Today, the Public Health Nursing Section is one of APHA’s largest, with 1,300 members. The section advances the specialty of public health nursing through leadership in the development of public health nursing practice and research and also assures consideration of nursing concerns by providing mechanisms for interdisciplinary nursing collaboration in public health policy and program endeavors. The Section’s mission is “To advance the health of the population in partnership with the community through evidence-based practice, education, and research.”
Colorado Public Health Association — 75th Anniversary
The Colorado Public Health Association was established on March 4, 1938, with the “aim to include all the professional public health workers in Colorado.” Even since the early days, the association has focused on supporting education and connection with the public health workforce as well as promoting and educating about public health legislation.

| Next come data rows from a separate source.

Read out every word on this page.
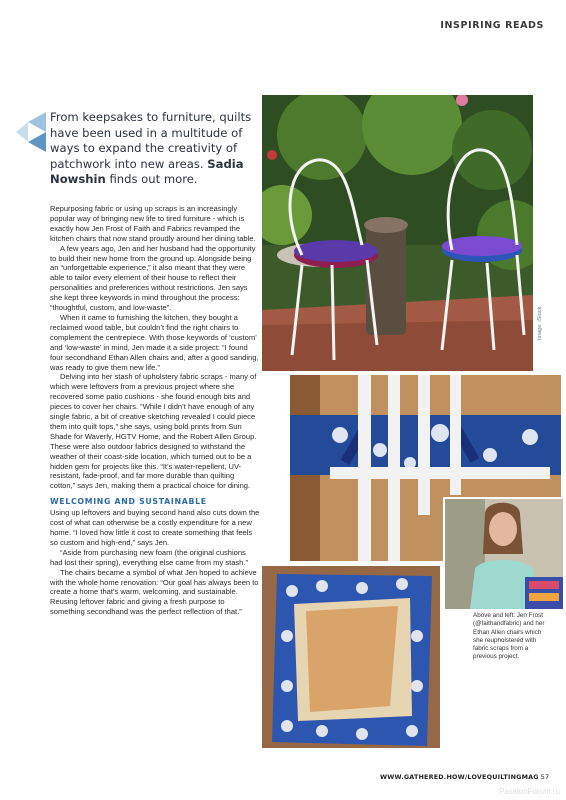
INSPIRING READS
From keepsakes to furniture, quilts have been used in a multitude of ways to expand the creativity of patchwork into new areas. Sadia Nowshin finds out more.

Repurposing fabric or using up scraps is an increasingly popular way of bringing new life to tired furniture - which is exactly how Jen Frost of Faith and Fabrics revamped the kitchen chairs that now stand proudly around her dining table.

A few years ago, Jen and her husband had the opportunity to build their new home from the ground up. Alongside being an “unforgettable experience,” it also meant that they were able to tailor every element of their house to reflect their personalities and preferences without restrictions. Jen says she kept three keywords in mind throughout the process: “thoughtful, custom, and low-waste”.

When it came to furnishing the kitchen, they bought a reclaimed wood table, but couldn’t find the right chairs to complement the centrepiece. With those keywords of ‘custom’ and ‘low-waste’ in mind, Jen made it a side project: “I found four secondhand Ethan Allen chairs and, after a good sanding, was ready to give them new life.”

Delving into her stash of upholstery fabric scraps - many of which were leftovers from a previous project where she recovered some patio cushions - she found enough bits and pieces to cover her chairs. “While I didn’t have enough of any single fabric, a bit of creative sketching revealed I could piece them into quilt tops,” she says, using bold prints from Sun Shade for Waverly, HGTV Home, and the Robert Allen Group. These were also outdoor fabrics designed to withstand the weather of their coast-side location, which turned out to be a hidden gem for projects like this. “It’s water-repellent, UV-resistant, fade-proof, and far more durable than quilting cotton,” says Jen, making them a practical choice for dining.

WELCOMING AND SUSTAINABLE

Using up leftovers and buying second hand also cuts down the cost of what can otherwise be a costly expenditure for a new home. “I loved how little it cost to create something that feels so custom and high-end,” says Jen.

“Aside from purchasing new foam (the original cushions had lost their spring), everything else came from my stash.”

The chairs became a symbol of what Jen hoped to achieve with the whole home renovation: “Our goal has always been to create a home that’s warm, welcoming, and sustainable. Reusing leftover fabric and giving a fresh purpose to something secondhand was the perfect reflection of that.”

Image: iStock
Above and left: Jen Frost (@faithandfabric) and her Ethan Allen chairs which she reupholstered with fabric scraps from a previous project.
WWW.GATHERED.HOW/LOVEQUILTINGMAG 57
PassionForum.ru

In June 1945, the association’s eighth president, Dr. Florence Sabin, worked with the board to “consider the function of the Colorado Public Health Association in legislation. The board accepted the recommendation that “a large committee of statewide representation composed of persons who would be interested in legislation” be organized. Within that first decade, the Colorado Public Health Association had a voice in establishing some of the state’s foundational public health legislation.

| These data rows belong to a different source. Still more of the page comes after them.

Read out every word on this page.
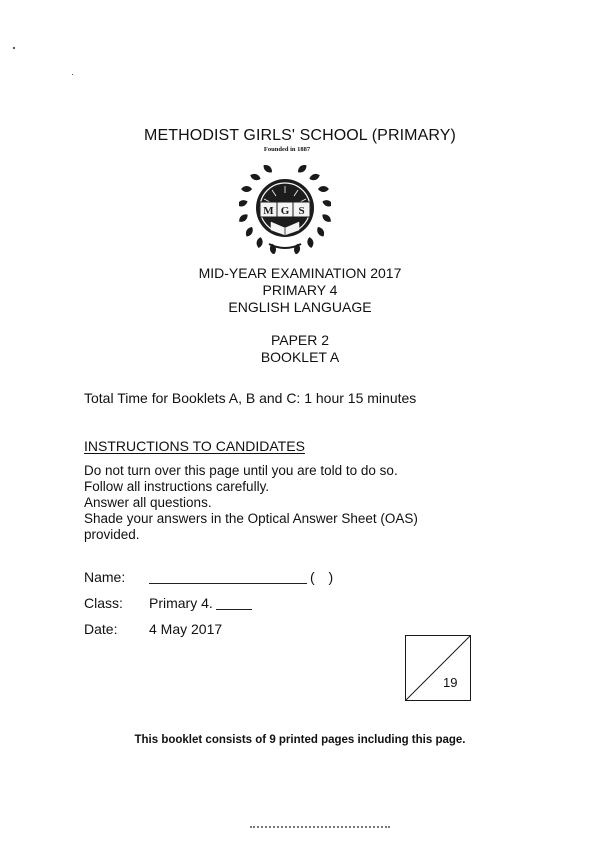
METHODIST GIRLS' SCHOOL (PRIMARY)
Founded in 1887
M G S
MID-YEAR EXAMINATION 2017
PRIMARY 4
ENGLISH LANGUAGE
PAPER 2
BOOKLET A
Total Time for Booklets A, B and C: 1 hour 15 minutes
INSTRUCTIONS TO CANDIDATES
Do not turn over this page until you are told to do so.
Follow all instructions carefully.
Answer all questions.
Shade your answers in the Optical Answer Sheet (OAS)
provided.
Name:	( )
Class: Primary 4.
Date: 4 May 2017
19
This booklet consists of 9 printed pages including this page.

In the late 1950s and 1960s, the association had more than 450 members, and annual dues were $2. The Colorado Public Health Association offered the “News Bulletin” and shared public health news with its members during an annual meeting.
While much has changed when it comes to the needs and functions of public health, the core focus of the Colorado Public Health Association has remained consistent. The association still exists to promote public health with support from its valued members and has supported priority public health policy, such as the Colorado Public Health Reauthorization Act and the Colorado Clean Indoor Air Act, and also spearheads the state’s largest public health conference and connects with members though social media and networking events.
The Colorado Public Health Association continues to expand the definition of public health to address health equity and social determinants of health and aims to continue to support the diverse world of public health into the next 75 years.